III. Finally, the inroads of anti-scholastic systems hastened the downfall of scholasticism. The controversies of the thirteenth century had strengthened scholasticism: it emerged from all of them victorious. Those of the fourteenth and fifteenth centuries weakened it: its adversaries gained confidence and prepared the way for the coalition which was to attack and overthrow the traditional philosophy in the following period.

{1} In 1406, the Arts Faculty at Paris numbered 1,000 magistri and 10,000 members (supposita) altogether (Chartul., t. iii., p. 604).

{2} BRANTS, op. cit., pp. 14 sqq.

{3} Chartul., t. iii., Introd., p. xi. During the last quarter of the fourteenth century there was a reaction at Paris. Some distinguished scholars -- NICHOLAS POILLEVILLAIN (de Clamengis), JOHN OF MONTERUIL (de Monsterolio), PETER D'AILLV, JOHN GERSON and JOHN COURTECUISSE (Breviscoxae) -- made a vigorous effort to purify scientific Latin. Unfortunately their influence was short-lived (ibid.).

{4} Chartul., ii., p. xi.

{5} RICARDUS DE BURY, Philobiblon, anno 1344, c. g, p. 87 (edit. 1888), quoted in the Chartul., ii., p. viii.

{6} Chartul., ii., p. xii.

{7} We may mention Toulouse, Pisa, Prague, Florence. See table of universities anterior to the fifteenth century in DENIFLE'S Die Universitaten des Mittelalters bis 1400. ln the fifteenth century other universities sprang up in France itself, for example, at Dol (1421), Poitiers (1431), Caen (1432), Bordeaux (1440) (Chartul., iv., p. viii). Louvain University was founded in 1425.

{8} Paris University sank rapidly during the period of the Great Schism, though at no time of its history did it enjoy such extensive prestige, or boast so much of its greatness.
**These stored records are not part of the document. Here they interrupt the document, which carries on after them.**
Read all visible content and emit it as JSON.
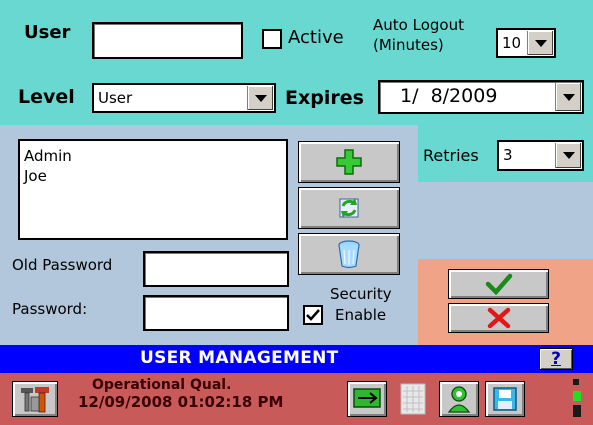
{
  "form": {
    "user_label": "User",
    "user_value": "",
    "active_label": "Active",
    "active_checked": false,
    "auto_logout_label_line1": "Auto Logout",
    "auto_logout_label_line2": "(Minutes)",
    "auto_logout_value": "10",
    "level_label": "Level",
    "level_value": "User",
    "expires_label": "Expires",
    "expires_value": "1/  8/2009",
    "retries_label": "Retries",
    "retries_value": "3"
  },
  "user_list": {
    "items": [
      "Admin",
      "Joe"
    ]
  },
  "passwords": {
    "old_password_label": "Old Password",
    "old_password_value": "",
    "password_label": "Password:",
    "password_value": ""
  },
  "security": {
    "label_line1": "Security",
    "label_line2": "Enable",
    "enabled": true
  },
  "title_bar": {
    "title": "USER MANAGEMENT",
    "help_label": "?"
  },
  "status_bar": {
    "line1": "Operational Qual.",
    "line2": "12/09/2008 01:02:18 PM"
  },
  "colors": {
    "teal": "#68d8d0",
    "blue_panel": "#b2c6dc",
    "salmon": "#f0a386",
    "title_bar": "#0000ff",
    "status_bar": "#c85a5a"
  },
  "icons": {
    "add": "plus-icon",
    "refresh": "refresh-icon",
    "delete": "trash-icon",
    "ok": "checkmark-icon",
    "cancel": "x-icon",
    "tools": "tools-icon",
    "network": "network-icon",
    "grid": "grid-icon",
    "person": "person-icon",
    "save": "save-icon",
    "status": "status-indicator-icon"
  }
}
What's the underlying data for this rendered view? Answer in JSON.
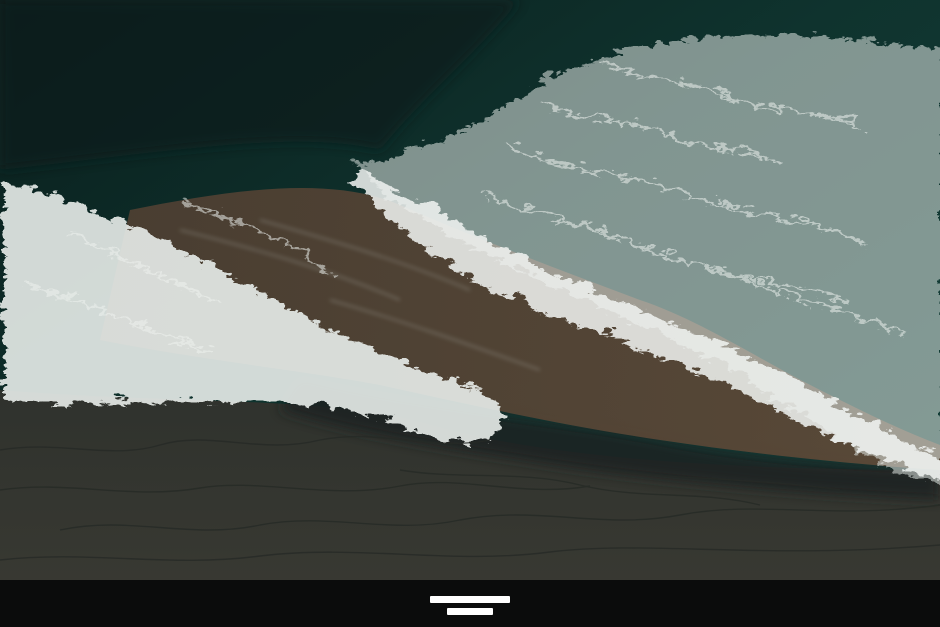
{
  "photo": {
    "subject": "aerial-ocean-waves-on-dark-sand-beach",
    "colors": {
      "deep_water": "#0b2a26",
      "shallow_water": "#15413a",
      "foam": "#e9eeeb",
      "wet_sand": "#3b3b34",
      "brown_shallows": "#5a4535"
    }
  },
  "caption": {
    "primary": "",
    "secondary": ""
  }
}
The Sorbonne and Navarre colleges alone made efforts to emulate the glorious past. The trouble was largely due to the departure of many of the best masters for other universities, which profited by their renown. Thus Henry of Hesse went to Vienna and Marsilius of Inghen to Heidelberg (Chartul., iii., pp. xiv and xv). During the first half of the fifteenth century the University retained its political influence in France. Finally Charles VI. took away its independence, and, in 1446, made it subject to Parliament. The rules of the Faculties were reformed, in 1425, by Cardinal Estontevilla.